3. The three-dimensional (3D) model reconstruction and rendering apparatus of claim 2, wherein said high-resolution reconstruction module reconstructs a 3D model with a resolution of up to 4K to meet the needs of high-resolution visual effects.
4. The three-dimensional (3D) model reconstruction and rendering apparatus of claim 1, wherein said 3D modeling model is built in said model training module including a neural radiation field (NeRF) algorithm and a Gaussian Splatting algorithm.
5. The three-dimensional (3D) model reconstruction and rendering apparatus of claim 4, wherein said NeRF algorithm is used to reconstruct high-quality 3D models from multi-view 2D images.
6. The three-dimensional (3D) model reconstruction and rendering apparatus of claim 5, wherein said high-quality 3D models include people/objects and scenes.
7. The three-dimensional (3D) model reconstruction and rendering apparatus of claim 4, wherein said Gaussian splattering algorithm is used to improve rendering effect of said 3D models and scenes.
8. The three-dimensional (3D) model reconstruction and rendering apparatus of claim 1, wherein said 3D modeling and rendering software include Blender b3d, Maya and Unreal Engine.
9. The three-dimensional (3D) model reconstruction and rendering apparatus of claim 1, wherein said processor includes a multi-core central processing unit (CPU), a graphics processor unit (GPU), a digital signal processor (DSP), an application specific integrated circuit (ASIC), or their combinations.
10. The three-dimensional (3D) model reconstruction and rendering apparatus of claim 2, wherein said 3D model reconstruction and rendering device configured to realize processes for reconstructing and rendering said 3D models and scenes includes performing the following steps through said processor:
obtaining said required data from said 2D images captured by said different photographic equipment by said data collection module;
learning said ability of reconstructing and rendering 3D models and scenes from said required data by utilizing deep neural architecture of said model training module, including performing training on said 3D modeling model of said model training module using said required data;
converting said required data into said 3D models and scenes using said 3D modeling model that has been trained; and
producing 3D effects by performing rendering and post-production on said generated 3D models and scenes through said rendering and 3D effect module.

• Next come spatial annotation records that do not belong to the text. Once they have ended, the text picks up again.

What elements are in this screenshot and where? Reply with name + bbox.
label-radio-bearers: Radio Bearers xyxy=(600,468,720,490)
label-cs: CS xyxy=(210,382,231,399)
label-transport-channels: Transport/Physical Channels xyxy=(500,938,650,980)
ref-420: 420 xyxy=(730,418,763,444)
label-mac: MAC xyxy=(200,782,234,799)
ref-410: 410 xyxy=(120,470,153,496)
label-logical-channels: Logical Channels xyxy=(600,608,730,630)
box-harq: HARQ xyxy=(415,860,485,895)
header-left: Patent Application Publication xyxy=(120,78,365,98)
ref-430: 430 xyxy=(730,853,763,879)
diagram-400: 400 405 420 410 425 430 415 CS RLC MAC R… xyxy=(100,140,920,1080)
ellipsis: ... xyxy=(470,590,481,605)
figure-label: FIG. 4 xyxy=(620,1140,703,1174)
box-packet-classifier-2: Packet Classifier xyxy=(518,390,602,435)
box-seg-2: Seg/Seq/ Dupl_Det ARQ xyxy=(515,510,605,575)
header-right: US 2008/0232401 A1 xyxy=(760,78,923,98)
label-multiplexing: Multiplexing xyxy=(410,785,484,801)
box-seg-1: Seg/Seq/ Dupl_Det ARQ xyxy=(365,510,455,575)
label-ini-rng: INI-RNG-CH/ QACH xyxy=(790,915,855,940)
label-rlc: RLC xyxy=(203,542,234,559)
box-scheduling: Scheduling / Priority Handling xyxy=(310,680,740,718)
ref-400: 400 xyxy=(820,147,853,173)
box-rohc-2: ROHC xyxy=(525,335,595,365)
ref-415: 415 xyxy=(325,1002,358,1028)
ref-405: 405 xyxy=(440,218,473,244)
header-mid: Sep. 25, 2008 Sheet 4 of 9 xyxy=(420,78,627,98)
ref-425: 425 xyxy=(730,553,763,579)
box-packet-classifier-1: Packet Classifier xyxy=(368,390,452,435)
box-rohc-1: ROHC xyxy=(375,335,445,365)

11. The three-dimensional (3D) model reconstruction and rendering apparatus of claim 10, wherein said required data is obtained from said 2D images captured by said different photographic equipment, including videos captured by ordinary mobile phones, multiple consecutive photos or a continuous video from different angles captured by professional photography equipment.
12. The three-dimensional (3D) model reconstruction and rendering apparatus of claim 11, further including providing high-resolution reconstruction of said generated 3D models and scenes by said high-resolution reconstruction module.